Dolutegravir Population Pharmacokinetics in a Real-Life Cohort of People Living With HIV Infection: A Covariate Analysis.

BACKGROUND

There are growing concerns about dolutegravir (DTG)-related neuropsychiatric adverse events and about differences in the characteristics of people living with HIV infection (PLWH) potentially associated with higher risks of said side effects. Several studies have shown that DTG was stopped more frequently among women, older PLWH, and PLWH who initiated abacavir (ABC) at the same time. This study aimed to clarify the factors affecting the pharmacokinetics (PKs) of DTG in a real-life cohort of PLWH using a population PK approach.

METHODS

The model-building strategy was based on a previously published model developed from premarketing trials (1-compartment model with first-order absorption and a lag time). Sparse therapeutic drug monitoring data were obtained from a real-life cohort of 279 PLWH, and population PK analysis was performed using Monolix software. A stepwise covariate model-building strategy was used to evaluate any relevant effects of age, body weight, gender, total bilirubin, smoking status, formulations of DTG, morning versus evening dosing, backbone therapy, and other comedications including CYP/UGT inducers/inhibitors.

RESULTS

For a typical 70-kg PLWH, the apparent clearance (CL/F) and apparent volume of distribution (V/F) were 0.748 L/h and 14.6 L, respectively.
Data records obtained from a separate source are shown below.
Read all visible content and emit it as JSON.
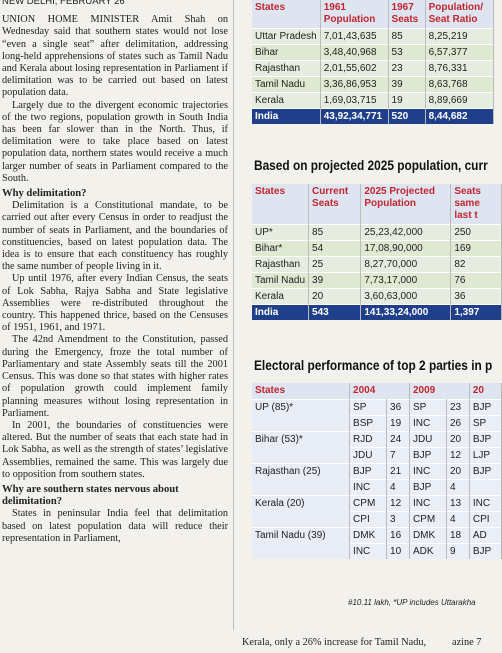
{
  "article": {
    "dateline": "NEW DELHI, FEBRUARY 26",
    "sections": [
      {
        "paragraphs": [
          "UNION HOME MINISTER Amit Shah on Wednesday said that southern states would not lose “even a single seat” after delimitation, addressing long-held apprehensions of states such as Tamil Nadu and Kerala about losing representation in Parliament if delimitation was to be carried out based on latest population data.",
          "Largely due to the divergent economic trajectories of the two regions, population growth in South India has been far slower than in the North. Thus, if delimitation were to take place based on latest population data, northern states would receive a much larger number of seats in Parliament compared to the South."
        ]
      },
      {
        "heading": "Why delimitation?",
        "paragraphs": [
          "Delimitation is a Constitutional mandate, to be carried out after every Census in order to readjust the number of seats in Parliament, and the boundaries of constituencies, based on latest population data. The idea is to ensure that each constituency has roughly the same number of people living in it.",
          "Up until 1976, after every Indian Census, the seats of Lok Sabha, Rajya Sabha and State legislative Assemblies were re-distributed throughout the country. This happened thrice, based on the Censuses of 1951, 1961, and 1971.",
          "The 42nd Amendment to the Constitution, passed during the Emergency, froze the total number of Parliamentary and state Assembly seats till the 2001 Census. This was done so that states with higher rates of population growth could implement family planning measures without losing representation in Parliament.",
          "In 2001, the boundaries of constituencies were altered. But the number of seats that each state had in Lok Sabha, as well as the strength of states’ legislative Assemblies, remained the same. This was largely due to opposition from southern states."
        ]
      },
      {
        "heading": "Why are southern states nervous about delimitation?",
        "paragraphs": [
          "States in peninsular India feel that delimitation based on latest population data will reduce their representation in Parliament,"
        ]
      }
    ]
  },
  "table1": {
    "header": [
      "States",
      "1961 Population",
      "1967 Seats",
      "Population/ Seat Ratio"
    ],
    "rows": [
      [
        "Uttar Pradesh",
        "7,01,43,635",
        "85",
        "8,25,219"
      ],
      [
        "Bihar",
        "3,48,40,968",
        "53",
        "6,57,377"
      ],
      [
        "Rajasthan",
        "2,01,55,602",
        "23",
        "8,76,331"
      ],
      [
        "Tamil Nadu",
        "3,36,86,953",
        "39",
        "8,63,768"
      ],
      [
        "Kerala",
        "1,69,03,715",
        "19",
        "8,89,669"
      ],
      [
        "India",
        "43,92,34,771",
        "520",
        "8,44,682"
      ]
    ]
  },
  "heading2": "Based on projected 2025 population, curr",
  "table2": {
    "header": [
      "States",
      "Current Seats",
      "2025 Projected Population",
      "Seats same last t"
    ],
    "rows": [
      [
        "UP*",
        "85",
        "25,23,42,000",
        "250"
      ],
      [
        "Bihar*",
        "54",
        "17,08,90,000",
        "169"
      ],
      [
        "Rajasthan",
        "25",
        "8,27,70,000",
        "82"
      ],
      [
        "Tamil Nadu",
        "39",
        "7,73,17,000",
        "76"
      ],
      [
        "Kerala",
        "20",
        "3,60,63,000",
        "36"
      ],
      [
        "India",
        "543",
        "141,33,24,000",
        "1,397"
      ]
    ]
  },
  "heading3": "Electoral performance of top 2 parties in p",
  "table3": {
    "header": [
      "States",
      "2004",
      "2009",
      "20"
    ],
    "groups": [
      {
        "state": "UP (85)*",
        "rows": [
          [
            "SP",
            "36",
            "SP",
            "23",
            "BJP"
          ],
          [
            "BSP",
            "19",
            "INC",
            "26",
            "SP"
          ]
        ]
      },
      {
        "state": "Bihar (53)*",
        "rows": [
          [
            "RJD",
            "24",
            "JDU",
            "20",
            "BJP"
          ],
          [
            "JDU",
            "7",
            "BJP",
            "12",
            "LJP"
          ]
        ]
      },
      {
        "state": "Rajasthan (25)",
        "rows": [
          [
            "BJP",
            "21",
            "INC",
            "20",
            "BJP"
          ],
          [
            "INC",
            "4",
            "BJP",
            "4",
            ""
          ]
        ]
      },
      {
        "state": "Kerala (20)",
        "rows": [
          [
            "CPM",
            "12",
            "INC",
            "13",
            "INC"
          ],
          [
            "CPI",
            "3",
            "CPM",
            "4",
            "CPI"
          ]
        ]
      },
      {
        "state": "Tamil Nadu (39)",
        "rows": [
          [
            "DMK",
            "16",
            "DMK",
            "18",
            "AD"
          ],
          [
            "INC",
            "10",
            "ADK",
            "9",
            "BJP"
          ]
        ]
      }
    ]
  },
  "footnote": "#10.11 lakh, *UP includes Uttarakha",
  "bottom": {
    "left": "Kerala, only a 26% increase for Tamil Nadu,",
    "right": "azine 7"
  }
}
Of the demographic factors evaluated, body weight was a significant covariate for CL/F and for V/F. Smokers had a 17% higher CL/F relative to nonsmokers. Both strong enzyme inhibitors (eg, atazanavir) and inducers (eg, rifampicin) had marked effects on DTG exposure, with potential clinical implications. Ritonavir-boosted darunavir was found to moderately increase clearance of DTG by 23%. No significant effect of ABC-based backbone therapy was observed on the PK parameters of DTG.

CONCLUSIONS

Our results did not support the hypothesis that ABC, by competing with the DTG metabolic pathway, may significantly increase DTG exposure leading to potential drug toxicity.